Budget deficit and proportionally high debt sees ACT’s credit rating downgraded to AA


The ACT’s credit rating has been downgraded from AA+ to AA by international ratings agency S&P Global Ratings.

The group cited the territory’s proportionally high debt relative to other Australian jurisdictions, and the likelihood the budget will remain in deficit until 2027.

S&P singled out the ACT’s rising health costs and major infrastructure projects as factors contributing to its financial position.

The agency said it expected the territory’s budget to return to a “slim operating surplus” in 2027, which would mark five operating deficits since 2022.

“An increase in capital spending, including for new projects added to the pipeline in the latest budget, is likely to push ACT’s deficits after capital accounts above 10 per cent of total revenue over the next two years,” S&P said.

“These weaker outcomes will also drive ACT’s total tax-supported debt toward 200 per cent of operating revenue, well above our prior expectations.”

According to the ratings agency, that higher capital spending will weigh on overall deficits, driving the territory’s debt above that of all rated Australian states except Victoria.

Economist Saul Eslake says while in theory the ACT would be paying higher interest rates on debt, in reality the markets will have already figured that out. (ABC News: Daniel Irvine)

Independent economist Saul Eslake said the move wasn’t entirely surprising given S&P had foreshadowed a possible downgrade.

“It’s sort of like coming home from school with your report saying you have got a B minus,” Mr Eslake said.

“Maybe your parents had guessed that you weren’t going to be an A student this year, and that’s confirmed what you had already suspected.”

He said the rating change would, in theory, mean the ACT would be paying higher interest rates on debt — but he said in reality, the markets would have already figured that out.

“In all likelihood, they have probably been paying a little bit more in recent months than they would have been a year or so ago,” Mr Eslake said.

“It sounds as though the treasurer is prepared to wear having to pay slightly higher interest rates on the territory’s debt in order to be able to press on with the infrastructure spending which his government has decided is more important.”
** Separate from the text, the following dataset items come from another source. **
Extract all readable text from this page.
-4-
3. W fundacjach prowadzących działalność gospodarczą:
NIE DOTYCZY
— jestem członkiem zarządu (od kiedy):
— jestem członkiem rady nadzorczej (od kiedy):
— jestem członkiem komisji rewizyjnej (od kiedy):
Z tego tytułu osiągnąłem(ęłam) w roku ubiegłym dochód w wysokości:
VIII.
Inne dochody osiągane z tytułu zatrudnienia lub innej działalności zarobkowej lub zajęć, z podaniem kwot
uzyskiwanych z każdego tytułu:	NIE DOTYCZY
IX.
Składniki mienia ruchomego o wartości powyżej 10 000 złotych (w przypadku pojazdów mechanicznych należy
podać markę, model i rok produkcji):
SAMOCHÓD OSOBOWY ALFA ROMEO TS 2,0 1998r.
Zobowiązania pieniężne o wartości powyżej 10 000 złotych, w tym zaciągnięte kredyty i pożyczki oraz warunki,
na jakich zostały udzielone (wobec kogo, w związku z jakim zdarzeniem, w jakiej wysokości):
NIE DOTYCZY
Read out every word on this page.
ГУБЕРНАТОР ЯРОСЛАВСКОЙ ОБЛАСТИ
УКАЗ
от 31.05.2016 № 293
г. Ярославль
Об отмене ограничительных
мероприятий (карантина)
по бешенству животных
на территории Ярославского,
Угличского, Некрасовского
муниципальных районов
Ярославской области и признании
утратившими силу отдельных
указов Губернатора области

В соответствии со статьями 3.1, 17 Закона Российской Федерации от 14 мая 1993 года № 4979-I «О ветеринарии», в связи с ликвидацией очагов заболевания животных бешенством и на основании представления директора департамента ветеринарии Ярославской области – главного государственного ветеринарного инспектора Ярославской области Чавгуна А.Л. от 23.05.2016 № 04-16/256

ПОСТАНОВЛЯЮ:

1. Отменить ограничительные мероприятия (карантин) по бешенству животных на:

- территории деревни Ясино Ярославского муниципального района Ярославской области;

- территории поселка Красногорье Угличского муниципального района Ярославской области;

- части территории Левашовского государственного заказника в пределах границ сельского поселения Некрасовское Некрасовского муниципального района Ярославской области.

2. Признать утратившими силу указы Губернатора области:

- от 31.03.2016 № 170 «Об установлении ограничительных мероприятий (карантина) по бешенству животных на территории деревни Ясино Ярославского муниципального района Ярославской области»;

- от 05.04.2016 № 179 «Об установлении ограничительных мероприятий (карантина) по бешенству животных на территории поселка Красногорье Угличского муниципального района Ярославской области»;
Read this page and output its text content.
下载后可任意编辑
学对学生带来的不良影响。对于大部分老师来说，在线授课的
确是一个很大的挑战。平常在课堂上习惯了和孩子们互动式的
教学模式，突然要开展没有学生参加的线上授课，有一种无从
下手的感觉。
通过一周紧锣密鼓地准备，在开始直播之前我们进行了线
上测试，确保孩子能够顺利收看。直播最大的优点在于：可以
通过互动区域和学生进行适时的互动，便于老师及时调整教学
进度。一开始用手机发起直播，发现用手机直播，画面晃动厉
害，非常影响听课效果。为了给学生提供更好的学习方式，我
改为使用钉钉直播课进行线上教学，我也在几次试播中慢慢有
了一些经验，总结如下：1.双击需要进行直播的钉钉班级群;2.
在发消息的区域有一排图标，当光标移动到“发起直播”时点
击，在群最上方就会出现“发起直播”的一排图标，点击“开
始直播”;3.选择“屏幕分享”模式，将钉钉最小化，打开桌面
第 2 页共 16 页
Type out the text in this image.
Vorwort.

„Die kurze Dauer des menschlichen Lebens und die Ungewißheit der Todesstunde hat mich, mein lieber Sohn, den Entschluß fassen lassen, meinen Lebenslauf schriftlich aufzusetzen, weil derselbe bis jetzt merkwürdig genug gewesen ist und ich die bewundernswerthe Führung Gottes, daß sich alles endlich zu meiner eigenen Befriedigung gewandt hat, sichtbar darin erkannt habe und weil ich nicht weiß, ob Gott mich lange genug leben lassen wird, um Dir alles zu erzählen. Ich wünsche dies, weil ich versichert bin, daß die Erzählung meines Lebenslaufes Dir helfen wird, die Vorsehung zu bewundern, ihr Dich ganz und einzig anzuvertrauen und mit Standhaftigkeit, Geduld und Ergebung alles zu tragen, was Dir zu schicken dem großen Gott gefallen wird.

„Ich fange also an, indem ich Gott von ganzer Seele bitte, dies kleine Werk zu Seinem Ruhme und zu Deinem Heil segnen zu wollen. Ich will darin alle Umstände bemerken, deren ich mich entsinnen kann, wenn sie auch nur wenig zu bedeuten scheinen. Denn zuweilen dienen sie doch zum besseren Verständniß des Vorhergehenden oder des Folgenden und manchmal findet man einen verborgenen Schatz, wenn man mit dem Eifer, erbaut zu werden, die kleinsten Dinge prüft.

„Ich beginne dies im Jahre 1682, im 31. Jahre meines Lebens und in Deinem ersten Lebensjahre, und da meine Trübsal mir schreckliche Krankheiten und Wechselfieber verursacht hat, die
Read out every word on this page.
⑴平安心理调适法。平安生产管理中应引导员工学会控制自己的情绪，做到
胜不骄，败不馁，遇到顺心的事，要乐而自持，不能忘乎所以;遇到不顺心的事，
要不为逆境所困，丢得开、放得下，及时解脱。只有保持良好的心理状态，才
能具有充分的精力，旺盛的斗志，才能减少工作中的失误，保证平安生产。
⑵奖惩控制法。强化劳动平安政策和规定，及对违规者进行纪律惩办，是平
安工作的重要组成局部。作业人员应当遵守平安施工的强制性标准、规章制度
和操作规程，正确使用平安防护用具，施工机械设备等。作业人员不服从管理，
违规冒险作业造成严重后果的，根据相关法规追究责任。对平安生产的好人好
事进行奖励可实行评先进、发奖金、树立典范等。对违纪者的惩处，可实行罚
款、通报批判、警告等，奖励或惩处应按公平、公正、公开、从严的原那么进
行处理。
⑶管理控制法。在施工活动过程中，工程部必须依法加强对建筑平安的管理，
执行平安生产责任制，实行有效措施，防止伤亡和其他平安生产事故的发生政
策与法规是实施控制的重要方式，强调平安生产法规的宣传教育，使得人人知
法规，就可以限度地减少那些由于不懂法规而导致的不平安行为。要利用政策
Economist Saul Eslake says ACT Labor chose the embarrassment of a downgraded rating over the embarrassment of cancelling or delaying promised projects. (ABC News: Jade Toomey)

Mr Eslake said the government had chosen the “embarrassment” associated with the credit rating downgrade, compared to the “political embarrassment” if they had to cancel or delay projects that had been promised to voters.

“There are no easy options here, and the government has chosen one rather than the other,” he said.

While the ACT is now equal worst with Victoria on the national credit ladder, Mr Eslake said he wouldn’t be surprised if Victoria’s credit rating was further downgraded.

He said he also expected Tasmania, the Northern Territory and Queensland would also be at risk of having their credit ratings downgraded.

“The ACT almost certainly won’t be alone in experiencing this kind of mild embarrassment,” Mr Eslake said.

Treasurer Chris Steel says the ACT’s level of net debt reflects the government’s investment in generational infrastructure to support population growth. (ABC News: Matt Roberts)

ACT Treasurer Chris Steel said he had engaged with S&P as it prepared the rating, walking the agency through the territory budget.

“In particular, making them aware of the actions and tough decisions the ACT government has made through the most recent budget to put the budget on a more sustainable footing whilst also managing a very significant increase in activity in our healthcare system,” he said.

“S&P has made their decision and also provided that commentary about the state of the ACT government’s finances, including about the future, and we’ll consider that as we continue to budget for the territory.”

Mr Steel said the level of net debt reflected the investment the government had made in “generational infrastructure” to support expected population growth.

“S&P has acknowledged that the level of infrastructure investment is tapering over the forward estimates, and we will need to continue to look at the investment we’re making in the infrastructure pipeline to make sure that it is deliverable, achievable, and sustainable,” Mr Steel said.

“[However,] S&P has acknowledged that we will be returning to cash operating surpluses, which is one of the key metrics that they look at as part of their ratings assessment.

“And they’ve also acknowledged that we have strong financial management in the ACT, and a strong economy in the ACT.”

ACT Liberal MLA Ed Cocks says the credit rating downgrade is a direct consequence of Labor’s choices. (ABC News: Adam Shirley)

ACT Liberal MLA Ed Cocks said in a statement that the downgraded rating would leave Canberrans worse off.

“This is where years of budget blowouts and no fiscal discipline get you,” Mr Cocks said.

He said the lowered rating would push up borrowing costs and put more pressure on frontline services.

“Families have been hit with a new health levy and more than 25 new or increased fees, charges and taxes. Yet the budget keeps getting worse,” Mr Cocks said.

“Labor continues to rely on borrowings and emergency tools like the treasurer’s advance because it can’t pay for its promises. The result is higher debt, higher interest and short changed services.

“This is not bad luck. It is the direct and predictable consequence of Labor’s choices.”